Viele verdächtige Charaktere, geschlagene Menschen auf einer Schiffsreise suchen möglicherweise vergeblich nach einem sicheren Hafen. So könnte man das Kernthema der neuen Agatha-Christie-Verfilmung beschreiben. Das Motiv vom geschlossenen Raum zur Auslegung menschliche Fehlverhaltens, von Betrug, Gier und Verachtung wird bei Kenneth Branagh in Death on the Nile einer pompösen Interpretation unterzogen: Der Meisterdetektiv Hercule Poirot (Kenneth Brannagh) wird eher unfreiwillig zum Gast der Hochzeitsreise der reichen Erbin Linnet Ridgeway (Gal Gadot) und ihres zuvor mittellosen Ehemanns Simon Doyle (Armie Hammer). Simons einstige Geliebte Jacqueline De Bellefort (Emma Mackey) kann das neue Liebesglück auf dem Luxusdampfer nicht akzeptieren. Die im Jahr 1937 angesiedelte Filmhandlung einer großen Nilfahrt verschlägt Poirot plötzlich in einen Sog aus Begierde, Misstrauen und – es dürfte kaum verwundern – Mord.

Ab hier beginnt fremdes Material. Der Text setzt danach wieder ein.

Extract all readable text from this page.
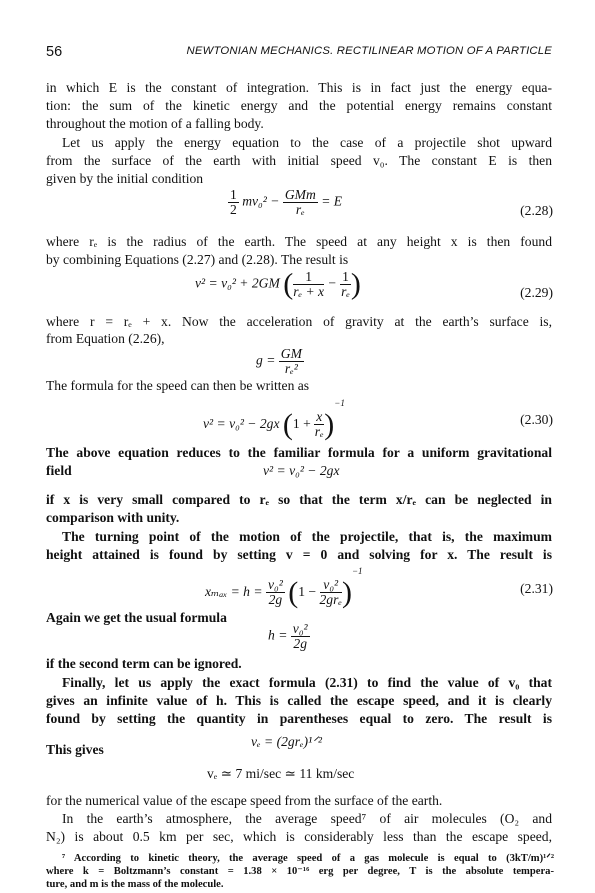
56	NEWTONIAN MECHANICS. RECTILINEAR MOTION OF A PARTICLE
in which E is the constant of integration. This is in fact just the energy equa-
tion: the sum of the kinetic energy and the potential energy remains constant
throughout the motion of a falling body.
Let us apply the energy equation to the case of a projectile shot upward
from the surface of the earth with initial speed v₀. The constant E is then
given by the initial condition
where rₑ is the radius of the earth. The speed at any height x is then found
by combining Equations (2.27) and (2.28). The result is
where r = rₑ + x. Now the acceleration of gravity at the earth’s surface is,
from Equation (2.26),
The formula for the speed can then be written as
The above equation reduces to the familiar formula for a uniform gravitational
field
if x is very small compared to rₑ so that the term x/rₑ can be neglected in
comparison with unity.
The turning point of the motion of the projectile, that is, the maximum
height attained is found by setting v = 0 and solving for x. The result is
Again we get the usual formula
if the second term can be ignored.
Finally, let us apply the exact formula (2.31) to find the value of v₀ that
gives an infinite value of h. This is called the escape speed, and it is clearly
found by setting the quantity in parentheses equal to zero. The result is
This gives
for the numerical value of the escape speed from the surface of the earth.
In the earth’s atmosphere, the average speed⁷ of air molecules (O₂ and
N₂) is about 0.5 km per sec, which is considerably less than the escape speed,
$\frac{1}{2} mv_0^2 - \frac{\text{GMm}}{\text{rₑ}} = E$
(2.28)
v² = v₀² + 2GM ( $\frac{1}{\text{rₑ + x}} - \frac{1}{\text{rₑ}}$ )	(2.29)
$g = \frac{GM}{\text{rₑ²}}$
v² = v₀² − 2gx $(1 + \frac{x}{\text{rₑ}} )^{-1}$
(2.30)
v² = v₀² − 2gx
$x_{max} = h = \frac{\text{v₀²}}{2g} (1 - \frac{\text{v₀²}}{\text{2grₑ}} )^{-1}$
(2.31)
$h = \frac{\text{v₀²}}{2g}$
vₑ = (2grₑ)¹ᐟ²
vₑ ≃ 7 mi/sec ≃ 11 km/sec
⁷ According to kinetic theory, the average speed of a gas molecule is equal to (3kT/m)¹ᐟ²
where k = Boltzmann’s constant = 1.38 × 10⁻¹⁶ erg per degree, T is the absolute tempera-
ture, and m is the mass of the molecule.
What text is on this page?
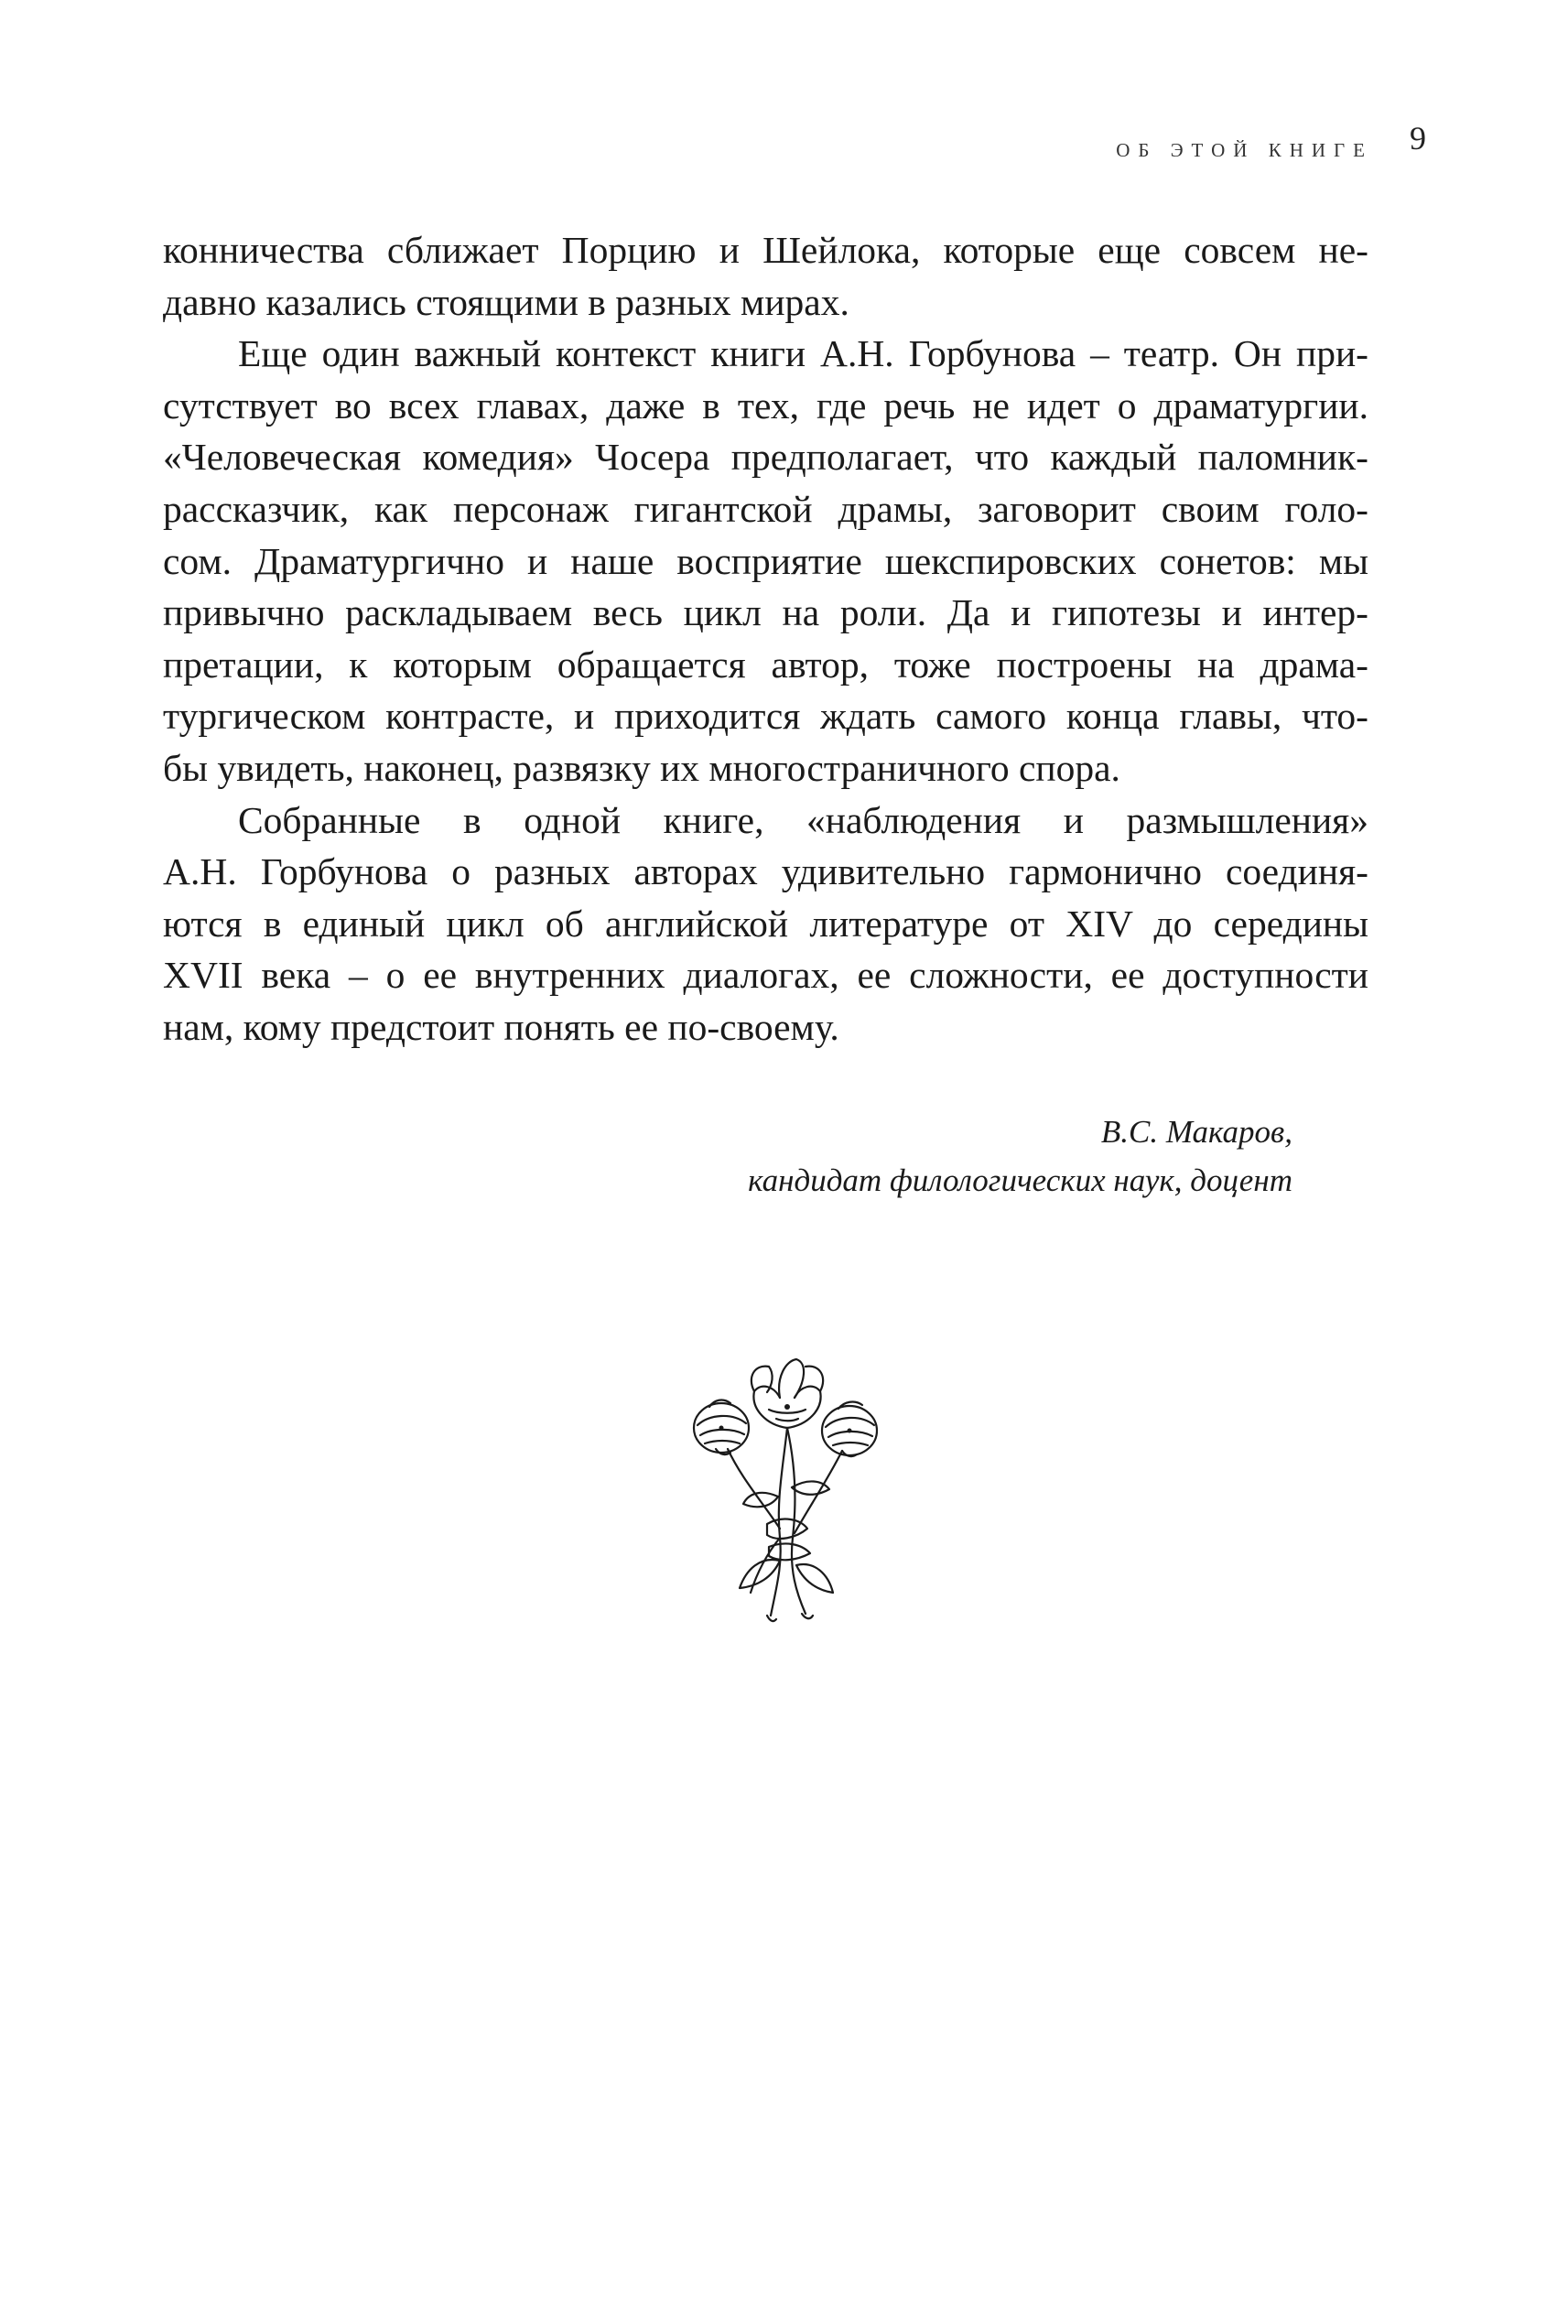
ОБ ЭТОЙ КНИГЕ 9
конничества сближает Порцию и Шейлока, которые еще совсем не-
давно казались стоящими в разных мирах.
Еще один важный контекст книги А.Н. Горбунова – театр. Он при-
сутствует во всех главах, даже в тех, где речь не идет о драматургии.
«Человеческая комедия» Чосера предполагает, что каждый паломник-
рассказчик, как персонаж гигантской драмы, заговорит своим голо-
сом. Драматургично и наше восприятие шекспировских сонетов: мы
привычно раскладываем весь цикл на роли. Да и гипотезы и интер-
претации, к которым обращается автор, тоже построены на драма-
тургическом контрасте, и приходится ждать самого конца главы, что-
бы увидеть, наконец, развязку их многостраничного спора.
Собранные в одной книге, «наблюдения и размышления»
А.Н. Горбунова о разных авторах удивительно гармонично соединя-
ются в единый цикл об английской литературе от XIV до середины
XVII века – о ее внутренних диалогах, ее сложности, ее доступности
нам, кому предстоит понять ее по-своему.
В.С. Макаров,
кандидат филологических наук, доцент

Auf 65-Millimeter-Film gedreht, geht es Branaghs zweitem Agatha-Christie-Remake nach Murder on the Orient Express (2017) nicht so sehr um die Suche nach dem Täter. Auch nicht so sehr um den Spannungsbogen des Kriminalfalls oder um die Deduktionsarbeit des Detektivs: Die Verhörszenen sind in ihrer Abfolge derart schematisch, dass echter Spaß am Ableiten und am Zusammenfügen der Einzelteile nicht aufkommen will. Vielmehr setzt Branagh auf das Visuelle, auf die Eindrücklichkeit der Schauplätze und den Pomp seines Star-Ensembles. Die Pracht des einstigen alten Ägyptens erstrahlt hier in ihrem ganzen Glanz. Die Nachdrücklichkeit, mit der Branagh der antiken Zivilisation in einem Gestus des ehrfurchtsvollen Staunens vor dem Vergangenen und dem Exotischen Tribut zollt, macht die Nostalgie dieser Neuverfilmung aus. Sie steht sogar der Erstverfilmung unter der Regie von John Guillermin aus dem Jahr 1977 in nichts nach.
Sein Schauspieleraufgebot, angeführt von Gal Gadot, inszeniert Branagh nach den Mustern des klassischen Hollywoodkinos, als Ikonen, als Stars eines Produktionssystems: perfekt ausgelichtete Gesichter, strahlendes Make-up; unnahbare Lichtgestalten, die als Figurentypen agieren. Das gilt ebenso für den von Branagh selbst verkörperten Filmhelden: Ohne eine zünftige Verkleidung oder zumindest eine dekorierte Maske – hier ist es der übergroße Schnauzer – gibt es keinen filmreifen Meisterdetektiv. Mit einem Hang zur nostalgischen Verklärung setzt der Regisseur den Ermittler in Szene. Das Spielerische in der Arbeit des Detektivs, die Freude am kommunikativen Spiel fehlt indes gänzlich. Dieser Poirot ist selbstverständlich ein unermüdlicher Schnüffler, dessen Eleganz eher eine Tarnung für seine tragisch-schmerzvolle Vergangenheit ist; ein Mann, der seinen scharfen Intellekt und auch seinen Hauch Überheblichkeit selbstgefällig zur Schau stellt, der sich und seiner Reisegesellschaft stets in aller Ernsthaftigkeit zu beweisen hat, dass er niemandem etwas zu beweisen hat. Das macht seine Tragik wie seine Ironie aus. Es ist schlicht sein Arbeitsfeld, das Misstrauen in die Welt, die ihn umgibt, es ist das Täuschende im Menschen selbst, das den Detektiv erst konstituiert, ihn umtreibt und zum Pessimisten werden lässt. In der technischen Durchführung des Filmes selbst wird diese Weltsicht deutlich: Die vom Drehbuch her erreichte Langsamkeit, ebenso wie statische Szenen werden durch ungewöhnliche Kamerabewegungen und -positionen aus niedrigen Blickwinkeln aufgebrochen, die das Publikum stets in Irritation versetzen sollen und auch das Gefühl für eine heimliche Komplizenschaft unter den Akteuren transportieren. Der Regisseur versteht es gut, die filmischen Parameter von Zeit, Raum und Ort so zu gestalten, dass die Atmosphäre einer immer präsenten Bedrohung spürbar über der gesamten Filmhandlung ausgelegt werden kann. Branagh beobachtet da eine Reihe ganz vortäuschender, konfliktbeladener Menschen, und am Ende bleibt die Frage durchaus offen, ob diese zwielichtige Reisegesellschaft je einen sicheren Hafen ansteuern wird.